The brazenness of this position is as remarkable as it is ironic. It was clubs like Juve and the two Clasicos that intimidated UEFA into this position in the first place, hanging the Super League, to now highlight the flaws of a landscape they have shaped. more than anyone else.

This is where you don’t have to have sympathy for the governing body. But this is also where there can be criticism.

UEFA has never been proactive. Almost all the normative elements similar to all those problems have been reactive, responding only to what is presented to them, which has only served to reinforce the prestige quo. Hence the big clubs, adding PSG and Bayern, who thus get away with it in terms of prizes in coins and source of income distribution. Hence the landscape that looks like this, with piles of coins in a few regions dominating the rest of Europe.

The most recent example of such responses is the upcoming transformation of the Champions League. The so-called “Swiss system” only dodges the real challenge, rather than addressing it. This does not solve the monetary disparity that made the level of the organization so boring, and may even worsen the challenge.

Nor did it appease. ” No one is satisfied with that,” a senior official said.

This is fueling growing discontent with Aleksander Ceferin throughout the game, and it’s not just from the forces of the Super League. Even those who oppose the assignment that the UEFA president has completely squandered the momentum and opportunity of that moment. They think their answers were superficial. It was also noted how he thanked Boris Johnson for the failure of the Super League, but did not convey the same gratitude to league leaders such as Javier Tebas and Richard Masters.

A widespread view in football’s legal circles is that UEFA presents “poor governance” and a lack of foresight. If that sounds harsh, at least it can be felt in the argument about a possible solution for everything. One of the reasons why clubs in giant urban centers, such as Ajax, Celtic or Club Brugge, cannot generate competitive profits because the league they play in is too small, which makes the TV market too small. They are too big for their own country but not big enough for champions. League, which leaves them in a football void.

UEFA can circumvent this challenge without delay by opening the door to regionalised leagues. This would soon benefit the users of many clubs, while maintaining the fundamental design of European football and distributing revenue.

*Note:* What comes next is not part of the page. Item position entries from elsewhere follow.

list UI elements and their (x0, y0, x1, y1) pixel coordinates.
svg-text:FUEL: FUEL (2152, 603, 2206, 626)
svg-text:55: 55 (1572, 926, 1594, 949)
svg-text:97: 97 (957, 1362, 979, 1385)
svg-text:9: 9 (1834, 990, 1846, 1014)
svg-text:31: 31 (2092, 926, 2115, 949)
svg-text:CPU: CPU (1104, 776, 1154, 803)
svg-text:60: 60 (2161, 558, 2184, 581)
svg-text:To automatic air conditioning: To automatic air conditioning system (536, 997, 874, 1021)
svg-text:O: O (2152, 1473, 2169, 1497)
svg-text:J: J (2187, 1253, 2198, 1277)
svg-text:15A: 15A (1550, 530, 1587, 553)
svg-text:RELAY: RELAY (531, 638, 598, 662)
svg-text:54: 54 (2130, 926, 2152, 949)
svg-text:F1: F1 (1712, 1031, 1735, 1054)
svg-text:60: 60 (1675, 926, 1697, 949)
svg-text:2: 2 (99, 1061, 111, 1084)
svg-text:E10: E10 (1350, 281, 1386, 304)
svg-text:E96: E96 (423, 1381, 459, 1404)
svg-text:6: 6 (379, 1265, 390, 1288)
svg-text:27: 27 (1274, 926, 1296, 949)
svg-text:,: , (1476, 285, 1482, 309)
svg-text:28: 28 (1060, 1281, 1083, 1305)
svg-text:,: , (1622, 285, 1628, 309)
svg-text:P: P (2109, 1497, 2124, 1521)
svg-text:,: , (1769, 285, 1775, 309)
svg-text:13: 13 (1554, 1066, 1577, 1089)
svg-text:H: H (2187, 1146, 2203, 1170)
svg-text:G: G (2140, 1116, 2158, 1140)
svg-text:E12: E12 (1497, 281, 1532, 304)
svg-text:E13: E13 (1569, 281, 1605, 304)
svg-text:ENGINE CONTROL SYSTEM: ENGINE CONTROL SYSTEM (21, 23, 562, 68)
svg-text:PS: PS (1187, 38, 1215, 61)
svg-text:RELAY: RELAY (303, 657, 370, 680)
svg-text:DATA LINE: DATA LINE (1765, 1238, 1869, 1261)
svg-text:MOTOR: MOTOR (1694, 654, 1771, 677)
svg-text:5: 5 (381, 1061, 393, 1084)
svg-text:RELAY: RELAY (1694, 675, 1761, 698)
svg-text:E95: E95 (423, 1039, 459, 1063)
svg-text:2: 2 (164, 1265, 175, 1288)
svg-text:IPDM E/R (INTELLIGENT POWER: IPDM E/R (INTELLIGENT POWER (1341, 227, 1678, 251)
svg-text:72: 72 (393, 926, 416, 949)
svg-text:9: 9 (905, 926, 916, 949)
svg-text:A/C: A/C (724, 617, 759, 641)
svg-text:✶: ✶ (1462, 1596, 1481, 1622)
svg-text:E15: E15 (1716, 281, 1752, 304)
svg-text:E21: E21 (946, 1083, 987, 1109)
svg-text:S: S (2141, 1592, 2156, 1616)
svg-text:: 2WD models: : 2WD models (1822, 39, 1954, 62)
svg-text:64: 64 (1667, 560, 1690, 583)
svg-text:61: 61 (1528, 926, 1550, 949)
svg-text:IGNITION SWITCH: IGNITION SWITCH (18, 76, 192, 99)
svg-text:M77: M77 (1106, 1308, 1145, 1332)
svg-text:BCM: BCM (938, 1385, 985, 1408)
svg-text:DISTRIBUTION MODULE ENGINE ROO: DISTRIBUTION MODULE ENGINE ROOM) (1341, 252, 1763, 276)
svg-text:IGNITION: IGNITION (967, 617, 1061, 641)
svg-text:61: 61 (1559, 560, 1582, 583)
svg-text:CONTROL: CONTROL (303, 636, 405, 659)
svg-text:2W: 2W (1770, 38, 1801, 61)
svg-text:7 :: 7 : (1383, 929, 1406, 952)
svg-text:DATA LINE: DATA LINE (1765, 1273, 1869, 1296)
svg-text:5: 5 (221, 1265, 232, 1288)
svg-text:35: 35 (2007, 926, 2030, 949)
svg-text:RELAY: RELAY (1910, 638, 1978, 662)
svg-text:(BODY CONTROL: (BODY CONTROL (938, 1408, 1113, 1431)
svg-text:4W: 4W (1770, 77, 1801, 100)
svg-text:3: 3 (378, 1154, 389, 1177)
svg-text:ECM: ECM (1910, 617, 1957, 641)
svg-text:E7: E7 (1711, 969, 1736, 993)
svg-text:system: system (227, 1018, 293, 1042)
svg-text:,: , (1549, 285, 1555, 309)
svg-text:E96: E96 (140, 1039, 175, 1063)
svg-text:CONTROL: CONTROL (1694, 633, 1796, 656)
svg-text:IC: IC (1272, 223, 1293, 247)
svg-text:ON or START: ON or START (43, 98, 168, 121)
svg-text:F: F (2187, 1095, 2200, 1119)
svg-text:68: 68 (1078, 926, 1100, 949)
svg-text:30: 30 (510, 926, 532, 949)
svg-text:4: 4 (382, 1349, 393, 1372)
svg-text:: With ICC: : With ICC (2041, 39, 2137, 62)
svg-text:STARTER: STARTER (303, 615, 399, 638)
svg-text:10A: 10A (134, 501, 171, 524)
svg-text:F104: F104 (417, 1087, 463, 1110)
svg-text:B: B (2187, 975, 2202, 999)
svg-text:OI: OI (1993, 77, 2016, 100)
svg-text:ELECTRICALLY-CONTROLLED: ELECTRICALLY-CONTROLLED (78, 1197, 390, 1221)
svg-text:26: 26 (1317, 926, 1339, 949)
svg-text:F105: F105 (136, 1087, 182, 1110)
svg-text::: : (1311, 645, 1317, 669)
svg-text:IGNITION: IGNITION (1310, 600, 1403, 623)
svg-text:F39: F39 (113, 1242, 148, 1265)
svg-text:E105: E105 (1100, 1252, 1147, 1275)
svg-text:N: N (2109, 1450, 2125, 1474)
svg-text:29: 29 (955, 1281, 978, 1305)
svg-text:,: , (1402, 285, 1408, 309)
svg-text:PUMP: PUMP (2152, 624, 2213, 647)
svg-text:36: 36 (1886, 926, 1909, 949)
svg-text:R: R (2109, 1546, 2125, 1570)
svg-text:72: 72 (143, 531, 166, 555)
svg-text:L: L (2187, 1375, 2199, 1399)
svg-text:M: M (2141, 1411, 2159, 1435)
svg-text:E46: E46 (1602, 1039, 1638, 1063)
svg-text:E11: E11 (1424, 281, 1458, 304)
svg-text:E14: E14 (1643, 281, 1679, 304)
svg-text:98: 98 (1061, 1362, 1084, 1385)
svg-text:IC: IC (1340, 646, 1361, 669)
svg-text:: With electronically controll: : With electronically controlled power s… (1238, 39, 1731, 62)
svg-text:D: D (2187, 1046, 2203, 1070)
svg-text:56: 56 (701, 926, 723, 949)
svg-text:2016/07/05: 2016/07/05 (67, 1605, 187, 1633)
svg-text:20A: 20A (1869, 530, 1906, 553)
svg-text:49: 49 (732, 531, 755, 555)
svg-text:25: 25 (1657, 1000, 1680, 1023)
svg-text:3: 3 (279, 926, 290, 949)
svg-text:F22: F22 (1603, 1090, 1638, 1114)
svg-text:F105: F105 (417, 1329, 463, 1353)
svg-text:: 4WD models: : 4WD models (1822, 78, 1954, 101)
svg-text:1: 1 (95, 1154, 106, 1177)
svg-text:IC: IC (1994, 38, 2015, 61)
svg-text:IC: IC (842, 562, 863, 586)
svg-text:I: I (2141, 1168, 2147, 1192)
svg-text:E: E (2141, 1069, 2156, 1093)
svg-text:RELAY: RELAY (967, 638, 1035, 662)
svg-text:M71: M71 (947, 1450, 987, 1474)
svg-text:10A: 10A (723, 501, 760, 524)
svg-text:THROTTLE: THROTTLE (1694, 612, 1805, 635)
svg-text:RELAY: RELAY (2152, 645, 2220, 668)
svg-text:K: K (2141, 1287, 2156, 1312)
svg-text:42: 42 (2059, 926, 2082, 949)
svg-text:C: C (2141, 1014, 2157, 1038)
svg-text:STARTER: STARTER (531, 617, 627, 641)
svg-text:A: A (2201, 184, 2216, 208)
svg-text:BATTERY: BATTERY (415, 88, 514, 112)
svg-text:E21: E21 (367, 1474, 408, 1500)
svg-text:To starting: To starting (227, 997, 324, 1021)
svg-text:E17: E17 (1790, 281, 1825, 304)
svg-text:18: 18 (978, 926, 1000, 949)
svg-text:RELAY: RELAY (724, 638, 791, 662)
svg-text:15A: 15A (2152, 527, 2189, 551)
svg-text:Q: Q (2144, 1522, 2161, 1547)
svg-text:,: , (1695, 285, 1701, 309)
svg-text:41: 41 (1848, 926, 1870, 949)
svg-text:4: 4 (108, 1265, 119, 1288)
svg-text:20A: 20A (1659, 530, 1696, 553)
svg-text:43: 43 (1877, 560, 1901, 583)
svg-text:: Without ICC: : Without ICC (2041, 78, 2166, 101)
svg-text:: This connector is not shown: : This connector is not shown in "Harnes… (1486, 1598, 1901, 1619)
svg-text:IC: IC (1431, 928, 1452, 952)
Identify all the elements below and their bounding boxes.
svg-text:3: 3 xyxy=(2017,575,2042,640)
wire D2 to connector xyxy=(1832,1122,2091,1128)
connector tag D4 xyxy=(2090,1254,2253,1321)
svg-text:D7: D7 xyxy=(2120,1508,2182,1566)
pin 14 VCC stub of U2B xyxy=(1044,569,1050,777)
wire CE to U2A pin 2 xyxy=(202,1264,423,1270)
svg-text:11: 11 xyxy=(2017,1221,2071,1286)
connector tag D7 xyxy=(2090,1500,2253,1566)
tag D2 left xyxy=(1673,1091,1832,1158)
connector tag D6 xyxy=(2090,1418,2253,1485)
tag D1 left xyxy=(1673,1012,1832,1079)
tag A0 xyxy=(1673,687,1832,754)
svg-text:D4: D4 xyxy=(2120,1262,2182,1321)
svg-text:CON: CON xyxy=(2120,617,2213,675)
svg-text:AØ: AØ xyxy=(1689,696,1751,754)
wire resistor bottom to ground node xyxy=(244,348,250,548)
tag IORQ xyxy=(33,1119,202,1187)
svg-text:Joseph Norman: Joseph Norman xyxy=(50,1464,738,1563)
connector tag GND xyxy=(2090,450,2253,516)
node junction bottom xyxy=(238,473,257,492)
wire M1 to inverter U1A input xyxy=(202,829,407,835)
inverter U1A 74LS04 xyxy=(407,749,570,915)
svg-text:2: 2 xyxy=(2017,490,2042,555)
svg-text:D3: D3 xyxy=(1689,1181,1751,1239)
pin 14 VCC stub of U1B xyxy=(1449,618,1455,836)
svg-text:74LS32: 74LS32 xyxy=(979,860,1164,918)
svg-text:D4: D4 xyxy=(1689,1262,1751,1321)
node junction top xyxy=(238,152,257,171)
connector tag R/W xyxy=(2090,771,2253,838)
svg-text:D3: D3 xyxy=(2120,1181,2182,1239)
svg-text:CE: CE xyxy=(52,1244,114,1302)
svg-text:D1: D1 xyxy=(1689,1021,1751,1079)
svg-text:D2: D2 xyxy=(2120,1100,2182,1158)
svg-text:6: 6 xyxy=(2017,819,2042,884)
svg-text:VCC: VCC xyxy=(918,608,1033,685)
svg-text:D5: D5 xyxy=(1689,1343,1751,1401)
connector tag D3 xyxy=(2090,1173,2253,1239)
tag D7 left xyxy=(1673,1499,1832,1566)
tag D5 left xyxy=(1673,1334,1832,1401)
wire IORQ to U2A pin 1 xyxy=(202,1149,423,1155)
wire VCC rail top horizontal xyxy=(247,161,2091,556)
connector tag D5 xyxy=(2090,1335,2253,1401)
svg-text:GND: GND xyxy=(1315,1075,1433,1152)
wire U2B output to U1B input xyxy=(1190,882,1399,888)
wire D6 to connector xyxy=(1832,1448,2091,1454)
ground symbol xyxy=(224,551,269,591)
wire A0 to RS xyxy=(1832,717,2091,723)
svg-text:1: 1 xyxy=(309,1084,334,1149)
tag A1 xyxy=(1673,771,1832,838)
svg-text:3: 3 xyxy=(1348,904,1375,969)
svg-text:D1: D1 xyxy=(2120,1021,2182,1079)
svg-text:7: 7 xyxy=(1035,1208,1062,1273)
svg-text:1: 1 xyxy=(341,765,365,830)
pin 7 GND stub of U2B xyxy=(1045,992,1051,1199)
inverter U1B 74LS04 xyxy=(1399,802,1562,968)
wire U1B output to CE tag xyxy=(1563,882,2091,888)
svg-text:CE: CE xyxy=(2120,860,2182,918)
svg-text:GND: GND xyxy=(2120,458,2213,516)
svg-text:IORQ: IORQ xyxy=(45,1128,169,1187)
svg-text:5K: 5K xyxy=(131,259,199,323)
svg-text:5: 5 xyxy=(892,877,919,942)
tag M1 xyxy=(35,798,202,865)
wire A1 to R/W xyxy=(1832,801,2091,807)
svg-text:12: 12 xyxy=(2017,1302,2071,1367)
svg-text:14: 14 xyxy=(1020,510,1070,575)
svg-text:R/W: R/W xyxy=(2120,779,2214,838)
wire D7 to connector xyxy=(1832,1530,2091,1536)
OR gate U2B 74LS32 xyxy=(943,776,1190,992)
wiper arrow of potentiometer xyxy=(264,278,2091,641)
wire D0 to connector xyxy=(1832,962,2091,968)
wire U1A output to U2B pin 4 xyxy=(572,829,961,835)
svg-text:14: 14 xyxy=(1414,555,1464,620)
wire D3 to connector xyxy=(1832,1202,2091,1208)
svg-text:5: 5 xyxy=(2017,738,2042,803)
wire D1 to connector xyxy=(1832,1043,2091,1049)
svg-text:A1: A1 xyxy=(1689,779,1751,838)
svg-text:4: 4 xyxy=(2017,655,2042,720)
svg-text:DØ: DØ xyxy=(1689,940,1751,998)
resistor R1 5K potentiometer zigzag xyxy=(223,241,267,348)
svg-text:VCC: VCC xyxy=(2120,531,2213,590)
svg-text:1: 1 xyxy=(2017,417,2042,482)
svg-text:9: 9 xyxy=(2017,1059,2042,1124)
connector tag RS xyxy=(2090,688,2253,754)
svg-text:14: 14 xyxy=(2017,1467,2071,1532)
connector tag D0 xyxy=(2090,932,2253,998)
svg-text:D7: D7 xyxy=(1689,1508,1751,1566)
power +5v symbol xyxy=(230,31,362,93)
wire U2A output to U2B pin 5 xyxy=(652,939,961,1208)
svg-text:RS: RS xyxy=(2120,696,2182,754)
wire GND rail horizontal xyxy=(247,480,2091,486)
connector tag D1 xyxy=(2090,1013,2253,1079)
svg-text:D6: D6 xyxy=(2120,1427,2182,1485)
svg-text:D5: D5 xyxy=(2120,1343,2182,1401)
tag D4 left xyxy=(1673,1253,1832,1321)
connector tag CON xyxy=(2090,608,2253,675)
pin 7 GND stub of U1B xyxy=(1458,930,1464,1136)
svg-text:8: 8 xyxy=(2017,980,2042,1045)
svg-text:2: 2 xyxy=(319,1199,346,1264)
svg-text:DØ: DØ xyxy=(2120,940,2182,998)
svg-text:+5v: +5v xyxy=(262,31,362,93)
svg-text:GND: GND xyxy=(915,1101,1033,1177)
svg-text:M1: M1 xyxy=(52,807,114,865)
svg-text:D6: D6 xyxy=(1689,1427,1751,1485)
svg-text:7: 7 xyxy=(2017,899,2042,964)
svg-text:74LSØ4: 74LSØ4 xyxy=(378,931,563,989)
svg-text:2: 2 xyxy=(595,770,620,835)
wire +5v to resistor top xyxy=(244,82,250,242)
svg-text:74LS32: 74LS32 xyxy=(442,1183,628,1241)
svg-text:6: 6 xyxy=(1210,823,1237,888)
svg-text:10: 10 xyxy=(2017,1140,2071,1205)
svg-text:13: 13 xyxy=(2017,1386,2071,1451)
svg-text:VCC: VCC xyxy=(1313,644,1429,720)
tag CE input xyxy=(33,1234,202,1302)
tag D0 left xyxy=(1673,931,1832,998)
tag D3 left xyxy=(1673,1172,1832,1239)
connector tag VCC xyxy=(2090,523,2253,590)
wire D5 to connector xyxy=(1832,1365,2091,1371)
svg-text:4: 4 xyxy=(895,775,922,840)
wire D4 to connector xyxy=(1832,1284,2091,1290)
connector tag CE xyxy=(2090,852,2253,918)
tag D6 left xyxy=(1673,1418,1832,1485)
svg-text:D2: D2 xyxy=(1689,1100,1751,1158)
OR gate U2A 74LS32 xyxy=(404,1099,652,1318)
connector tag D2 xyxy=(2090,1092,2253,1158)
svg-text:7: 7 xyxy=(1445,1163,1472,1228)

Ceferin will simply agree with this, as he is too attached to traditionalist ideas. The most critical resources characterize it as “a lack of general control” and “protectionism. “

That is why the next step in the Super League is to seek to seduce those mid-level clubs. They would like a festival with Juventus, Real Madrid, Barcelona, Ajax, Porto, Celtic and a few others. That’s why anti-Super League voices now admit that “the game may be the subject of some kind of reboot. “

It’s just that, depending on who is responsible, it can get even worse. It is clear that European football wants a safeguard framework like UEFA’s, rather than simply being in the hands of the big clubs. The unified pyramid of football is also one of its wonderful assets, unlike the one by itself of cricket and boxing.

The December ruling, which will determine whether the CJEU’s case moves to the next stage, could begin to be resolved.

Personalities familiar with the procedure at the end expect one of the 3 results if the distance is maintained. The first is that the court takes a purely political interpretation and finds that a UEFA “monopoly” is justified. The timing is quite the opposite, and UEFA is dissolved. The third is a more centrist position, where UEFA is not divided, but it is claimed that it can be neither a regulator nor an organizer of festivals. Maybe just allow festivals, with thicker walls between them. its other parts.

Some say there may be an unforeseen “Baby Solomon Solution” that leaves no one happy. December 15 will be a key date as you will make a decision on the next step.

That says a lot that it is much more difficult to be expectant than the entire organization phase of the Champions League.